On 9 March 1966, Ronnie Kray walked into The Blind Beggar on Whitechapel Road and shot George Cornell in the head. Cornell was drinking a light ale. The barmaid ducked. The jukebox stuck. Several people in the pub saw it happen, and not one of them agreed to testify. It took the police three years to bring a case to trial, and by then the Krays had become something else entirely — not just criminals but characters, East End folk heroes who looked after their own and kept the streets safe and threw legendary Christmas parties for the neighbourhood kids.

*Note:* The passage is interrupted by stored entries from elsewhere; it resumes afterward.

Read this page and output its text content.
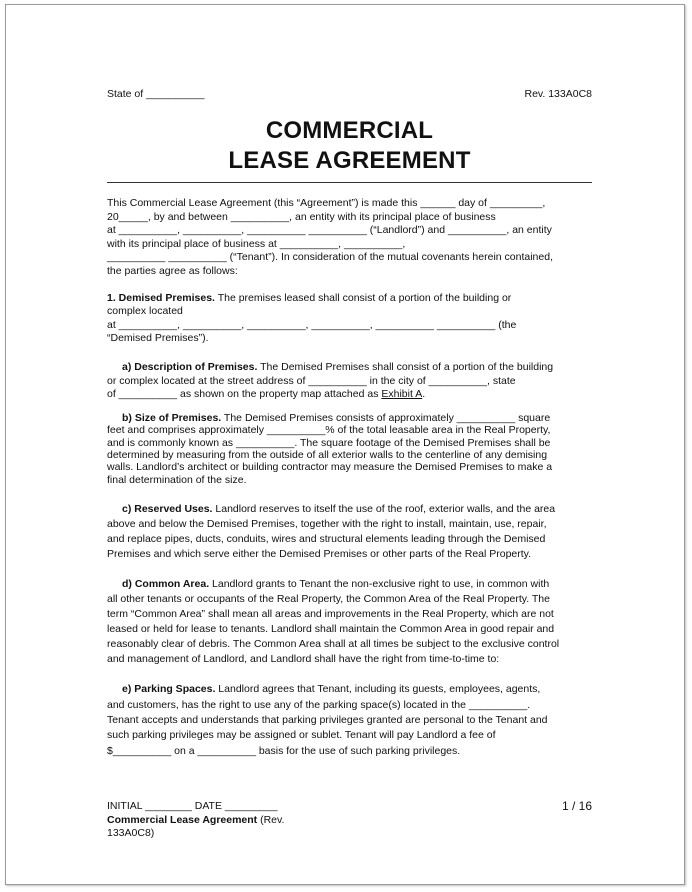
State of __________	Rev. 133A0C8
COMMERCIAL
LEASE AGREEMENT

This Commercial Lease Agreement (this “Agreement”) is made this ______ day of _________,

20_____, by and between __________, an entity with its principal place of business

at __________, __________, __________ __________ (“Landlord”) and __________, an entity

with its principal place of business at __________, __________,

__________ __________ (“Tenant”). In consideration of the mutual covenants herein contained,

the parties agree as follows:

1. Demised Premises. The premises leased shall consist of a portion of the building or

complex located

at __________, __________, __________, __________, __________ __________ (the

“Demised Premises”).

a) Description of Premises. The Demised Premises shall consist of a portion of the building

or complex located at the street address of __________ in the city of __________, state

of __________ as shown on the property map attached as Exhibit A.

b) Size of Premises. The Demised Premises consists of approximately __________ square

feet and comprises approximately __________% of the total leasable area in the Real Property,

and is commonly known as __________. The square footage of the Demised Premises shall be

determined by measuring from the outside of all exterior walls to the centerline of any demising

walls. Landlord’s architect or building contractor may measure the Demised Premises to make a

final determination of the size.

c) Reserved Uses. Landlord reserves to itself the use of the roof, exterior walls, and the area

above and below the Demised Premises, together with the right to install, maintain, use, repair,

and replace pipes, ducts, conduits, wires and structural elements leading through the Demised

Premises and which serve either the Demised Premises or other parts of the Real Property.

d) Common Area. Landlord grants to Tenant the non-exclusive right to use, in common with

all other tenants or occupants of the Real Property, the Common Area of the Real Property. The

term “Common Area” shall mean all areas and improvements in the Real Property, which are not

leased or held for lease to tenants. Landlord shall maintain the Common Area in good repair and

reasonably clear of debris. The Common Area shall at all times be subject to the exclusive control

and management of Landlord, and Landlord shall have the right from time-to-time to:

e) Parking Spaces. Landlord agrees that Tenant, including its guests, employees, agents,

and customers, has the right to use any of the parking space(s) located in the __________.

Tenant accepts and understands that parking privileges granted are personal to the Tenant and

such parking privileges may be assigned or sublet. Tenant will pay Landlord a fee of

$__________ on a __________ basis for the use of such parking privileges.

INITIAL ________ DATE _________

Commercial Lease Agreement (Rev.

133A0C8)

1 / 16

That version of the story is mostly nonsense, but it’s the version that stuck. The Krays ran protection rackets, committed armed robberies, and killed at least two people with their own hands. Reggie took a carving knife from the kitchen of The Carpenter’s Arms — a pub the twins had bought for their mother — and used it to murder Jack McVitie at a house party in Stoke Newington. These were violent men who ruled through fear. But the mythology runs on a different fuel: the sharp suits, the celebrity photographs, the boxing, the idea that there was a code. Ronnie understood branding before branding had a name. He cultivated the rumours because the rumours were good for business.

You’ll hear this mythology maintained in the pubs on this crawl, and that’s partly the point. The Blind Beggar has the Cornell story on its walls. The Carpenter’s Arms has a painted portrait of the twins. The Prospect of Whitby hangs a noose over the river terrace to remind you about Execution Dock, where pirates were hanged and left until three tides washed over them — Captain Kidd among them, in 1701. These places have learned that criminal history sells, and they’re not wrong. We did this crawl on a Saturday and every pub had someone telling a version of a story they’d heard from someone else who’d heard it from someone who might have been there.

The route runs east to west, from Whitechapel to the Old Bailey, and the crimes get older as you go. The Krays are 1960s. Judge Jeffreys — the Hanging Judge, caught disguised as a sailor in a Wapping pub in 1688 while trying to flee to Hamburg — is seventeenth century. The body snatchers who scouted victims in the pubs around Smithfield are 1830s. Execution Dock operated for over four hundred years. By the time you reach The Viaduct Tavern, you’re drinking above the cells of a debtors’ prison and across the street from the Central Criminal Court. Six pubs, and between them roughly five centuries of people doing terrible things to each other within walking distance of the Thames.

We tend to start around noon. The Wapping stretch between pubs two and four is the longest gap — take the Overground rather than walking unless you fancy a forty-minute riverside trudge. Eat somewhere around stop three or four; the Prospect of Whitby does decent food if you’re not in a rush. The whole thing takes four to five hours at a comfortable pace, and you’ll finish within sight of St Paul’s.

Logistics

Start
Whitechapel
Finish
St Paul's
Tips
One pint per pub. The Wapping stretch is the longest gap — take the Overground unless you want a 40-minute walk.